Partypoker will ban players through its blacklist from all its MILLIONS, PPC, and Grand Prix Tour in-person events. The Head of Game Integrity for the operator, Juha Pasanen, recently spoke about the ban in a Partypoker blog post, which concerns all parties in the world of virtual poker.
Pasanen had previously talked about the possibility of a global blacklist in which sites would share their individual lists of banned players and have them blacklisted from all participating platforms.
This applies whether or not they are guilty of cheating at another site. However, this would be difficult as the idea has many problems that would need to be solved first.
Many Challenges Ahead for Global Blacklist
In the recent post, Pasanen said, “There are a multitude of challenges with the introduction of a global poker blacklist, and although it is a concept we are keen to explore, realistically, this is not a short-term project. What we can do is protect partypoker LIVE events through our own blacklist that is enforced at all of our MILLIONS, PPC, and Grand Prix Tours across the world.”
He added, “One of our core philosophies at partypoker is to recreate the thrill of a live poker experience when you play online. In the same manner, it would be remiss of us to promise a fun and fair playing environment in our online events if those same cheaters are able to sit down opposite you at our live tables.”
While chances are there will be no global blacklist as Pasanen would like to see, the provider is one of the first operators to release information about the online bans without releasing the names of the blacklisted players.

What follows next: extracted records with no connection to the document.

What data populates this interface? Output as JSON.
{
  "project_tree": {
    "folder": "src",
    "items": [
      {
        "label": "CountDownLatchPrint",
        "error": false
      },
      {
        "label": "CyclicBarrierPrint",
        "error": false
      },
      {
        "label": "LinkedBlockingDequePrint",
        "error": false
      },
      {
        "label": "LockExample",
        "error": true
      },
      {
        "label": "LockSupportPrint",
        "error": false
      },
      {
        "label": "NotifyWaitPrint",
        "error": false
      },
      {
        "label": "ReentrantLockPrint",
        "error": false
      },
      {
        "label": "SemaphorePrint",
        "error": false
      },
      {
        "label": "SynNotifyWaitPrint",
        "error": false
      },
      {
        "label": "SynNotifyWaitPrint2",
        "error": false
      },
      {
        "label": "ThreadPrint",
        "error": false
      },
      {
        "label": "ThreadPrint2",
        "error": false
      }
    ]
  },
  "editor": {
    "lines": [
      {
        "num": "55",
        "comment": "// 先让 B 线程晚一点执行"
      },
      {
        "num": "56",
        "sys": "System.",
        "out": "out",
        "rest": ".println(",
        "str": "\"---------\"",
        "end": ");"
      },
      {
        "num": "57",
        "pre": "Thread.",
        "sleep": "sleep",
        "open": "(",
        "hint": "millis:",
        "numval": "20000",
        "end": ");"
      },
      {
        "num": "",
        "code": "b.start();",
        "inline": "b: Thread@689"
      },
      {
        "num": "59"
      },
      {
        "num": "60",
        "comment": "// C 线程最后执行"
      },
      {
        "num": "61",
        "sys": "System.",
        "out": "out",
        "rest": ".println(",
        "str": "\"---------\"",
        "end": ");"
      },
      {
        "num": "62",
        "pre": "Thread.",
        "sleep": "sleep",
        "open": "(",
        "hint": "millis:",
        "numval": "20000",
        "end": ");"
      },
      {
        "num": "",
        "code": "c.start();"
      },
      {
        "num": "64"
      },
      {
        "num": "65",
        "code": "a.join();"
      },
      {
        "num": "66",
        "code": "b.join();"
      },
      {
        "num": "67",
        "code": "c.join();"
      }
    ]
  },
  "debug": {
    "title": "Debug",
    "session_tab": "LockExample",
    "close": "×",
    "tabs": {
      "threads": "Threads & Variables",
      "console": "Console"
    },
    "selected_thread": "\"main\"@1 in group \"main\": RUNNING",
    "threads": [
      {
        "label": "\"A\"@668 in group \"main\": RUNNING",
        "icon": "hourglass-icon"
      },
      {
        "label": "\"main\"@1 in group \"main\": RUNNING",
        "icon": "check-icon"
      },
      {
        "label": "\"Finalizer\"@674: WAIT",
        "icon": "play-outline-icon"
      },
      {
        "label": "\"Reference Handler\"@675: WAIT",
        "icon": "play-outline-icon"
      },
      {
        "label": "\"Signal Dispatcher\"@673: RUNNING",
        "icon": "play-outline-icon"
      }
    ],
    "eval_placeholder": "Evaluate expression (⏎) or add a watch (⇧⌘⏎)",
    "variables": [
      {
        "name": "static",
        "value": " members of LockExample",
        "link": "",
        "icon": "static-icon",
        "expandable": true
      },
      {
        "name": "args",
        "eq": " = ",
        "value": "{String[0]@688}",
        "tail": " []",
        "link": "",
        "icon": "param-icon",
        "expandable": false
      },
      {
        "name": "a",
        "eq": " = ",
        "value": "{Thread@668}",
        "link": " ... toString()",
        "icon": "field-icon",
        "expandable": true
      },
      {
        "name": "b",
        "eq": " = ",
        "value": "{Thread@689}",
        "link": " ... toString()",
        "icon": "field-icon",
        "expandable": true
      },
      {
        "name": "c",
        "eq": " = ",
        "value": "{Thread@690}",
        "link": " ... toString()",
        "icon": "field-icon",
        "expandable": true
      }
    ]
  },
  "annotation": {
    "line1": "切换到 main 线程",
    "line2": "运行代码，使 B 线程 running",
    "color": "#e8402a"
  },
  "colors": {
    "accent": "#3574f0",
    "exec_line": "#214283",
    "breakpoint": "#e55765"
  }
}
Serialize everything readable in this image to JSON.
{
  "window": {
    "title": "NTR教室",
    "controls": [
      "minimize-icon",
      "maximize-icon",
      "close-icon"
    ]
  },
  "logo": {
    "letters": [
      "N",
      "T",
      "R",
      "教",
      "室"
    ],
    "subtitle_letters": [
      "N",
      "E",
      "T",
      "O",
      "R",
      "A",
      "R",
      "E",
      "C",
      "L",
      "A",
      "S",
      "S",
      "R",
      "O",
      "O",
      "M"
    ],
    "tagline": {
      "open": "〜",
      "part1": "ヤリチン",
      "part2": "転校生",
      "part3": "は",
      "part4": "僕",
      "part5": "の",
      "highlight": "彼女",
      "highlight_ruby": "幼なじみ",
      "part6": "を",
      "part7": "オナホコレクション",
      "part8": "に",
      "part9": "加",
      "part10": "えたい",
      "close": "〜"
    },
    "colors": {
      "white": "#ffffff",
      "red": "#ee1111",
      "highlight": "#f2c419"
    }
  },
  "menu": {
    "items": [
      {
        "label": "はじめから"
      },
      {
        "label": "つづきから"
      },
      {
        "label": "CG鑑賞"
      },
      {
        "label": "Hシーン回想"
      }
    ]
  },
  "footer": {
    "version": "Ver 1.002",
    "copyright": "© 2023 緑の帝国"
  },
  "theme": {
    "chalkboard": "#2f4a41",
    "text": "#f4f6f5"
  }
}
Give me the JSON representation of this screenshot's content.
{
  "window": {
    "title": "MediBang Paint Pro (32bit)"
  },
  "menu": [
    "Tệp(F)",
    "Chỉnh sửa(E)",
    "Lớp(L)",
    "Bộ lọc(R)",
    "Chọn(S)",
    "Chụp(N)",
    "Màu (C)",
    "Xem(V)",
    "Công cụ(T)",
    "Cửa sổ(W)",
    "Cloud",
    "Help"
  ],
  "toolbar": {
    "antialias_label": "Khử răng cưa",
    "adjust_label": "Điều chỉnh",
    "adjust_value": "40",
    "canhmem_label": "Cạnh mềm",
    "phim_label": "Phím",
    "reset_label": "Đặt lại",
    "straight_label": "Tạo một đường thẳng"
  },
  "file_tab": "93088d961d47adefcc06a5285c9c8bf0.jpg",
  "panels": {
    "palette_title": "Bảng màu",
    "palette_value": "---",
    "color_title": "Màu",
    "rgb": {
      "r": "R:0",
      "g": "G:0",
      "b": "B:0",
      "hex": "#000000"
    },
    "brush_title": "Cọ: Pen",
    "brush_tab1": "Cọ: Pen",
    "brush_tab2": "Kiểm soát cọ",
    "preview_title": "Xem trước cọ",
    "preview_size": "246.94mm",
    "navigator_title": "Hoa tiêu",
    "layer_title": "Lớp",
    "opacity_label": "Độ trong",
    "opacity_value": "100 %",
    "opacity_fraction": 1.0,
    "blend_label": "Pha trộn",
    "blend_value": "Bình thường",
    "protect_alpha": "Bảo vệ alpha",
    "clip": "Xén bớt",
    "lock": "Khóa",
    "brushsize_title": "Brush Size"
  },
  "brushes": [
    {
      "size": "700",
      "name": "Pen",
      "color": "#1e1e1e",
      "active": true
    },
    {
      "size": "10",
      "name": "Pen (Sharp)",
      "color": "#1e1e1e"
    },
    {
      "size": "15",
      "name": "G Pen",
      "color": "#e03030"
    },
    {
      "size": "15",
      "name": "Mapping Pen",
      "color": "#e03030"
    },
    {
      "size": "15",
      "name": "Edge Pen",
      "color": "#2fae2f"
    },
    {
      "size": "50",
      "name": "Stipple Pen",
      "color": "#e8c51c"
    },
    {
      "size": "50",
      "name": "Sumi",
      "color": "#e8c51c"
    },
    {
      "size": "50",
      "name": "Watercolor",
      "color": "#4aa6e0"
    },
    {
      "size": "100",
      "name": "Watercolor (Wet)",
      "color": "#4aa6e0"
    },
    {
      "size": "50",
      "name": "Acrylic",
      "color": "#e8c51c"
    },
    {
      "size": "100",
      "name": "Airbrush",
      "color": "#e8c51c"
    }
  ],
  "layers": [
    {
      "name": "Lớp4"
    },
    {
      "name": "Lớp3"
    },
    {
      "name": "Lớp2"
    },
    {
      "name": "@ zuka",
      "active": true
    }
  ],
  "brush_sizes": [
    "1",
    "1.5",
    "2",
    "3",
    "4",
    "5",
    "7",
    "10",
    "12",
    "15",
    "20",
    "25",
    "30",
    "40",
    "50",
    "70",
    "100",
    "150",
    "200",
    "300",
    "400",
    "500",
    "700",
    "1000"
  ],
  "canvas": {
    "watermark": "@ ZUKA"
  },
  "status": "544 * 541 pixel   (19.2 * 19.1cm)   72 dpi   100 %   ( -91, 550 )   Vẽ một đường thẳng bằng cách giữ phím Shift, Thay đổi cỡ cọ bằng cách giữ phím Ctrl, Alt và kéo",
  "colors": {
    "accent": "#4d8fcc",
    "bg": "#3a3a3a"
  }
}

Data privacy laws currently prevent operators from publicizing the identity of players that have been blacklisted, meaning only the specific operator will know of the ban.
Some Operators May Be Resistant
Instead of a global blacklist, the most operators can do right now is share information about banned players among the other operators within a jurisdiction. This information is also likely never to be publicized. For example, PokerStars recently dealt with allegations of a few elite players, including Ali Imsirovic and Jake Schindler, for cheating on their site.
However, the site never released a statement about whether the players had been blacklisted from the upcoming EPT Monte Carlo event. Despite what Pasanen and other providers want to happen, this is the norm in the industry and doesn’t look like it will change anytime soon.
The issue for many players is which operators can be trusted more than others. The facts of the situation still slow the hopes of a global blacklist.
Many operators may not want to participate in keeping a blacklist or share information they may know about cheaters on their platform. Some may even turn a blind eye to cheating if they feel it may impact their bottom line.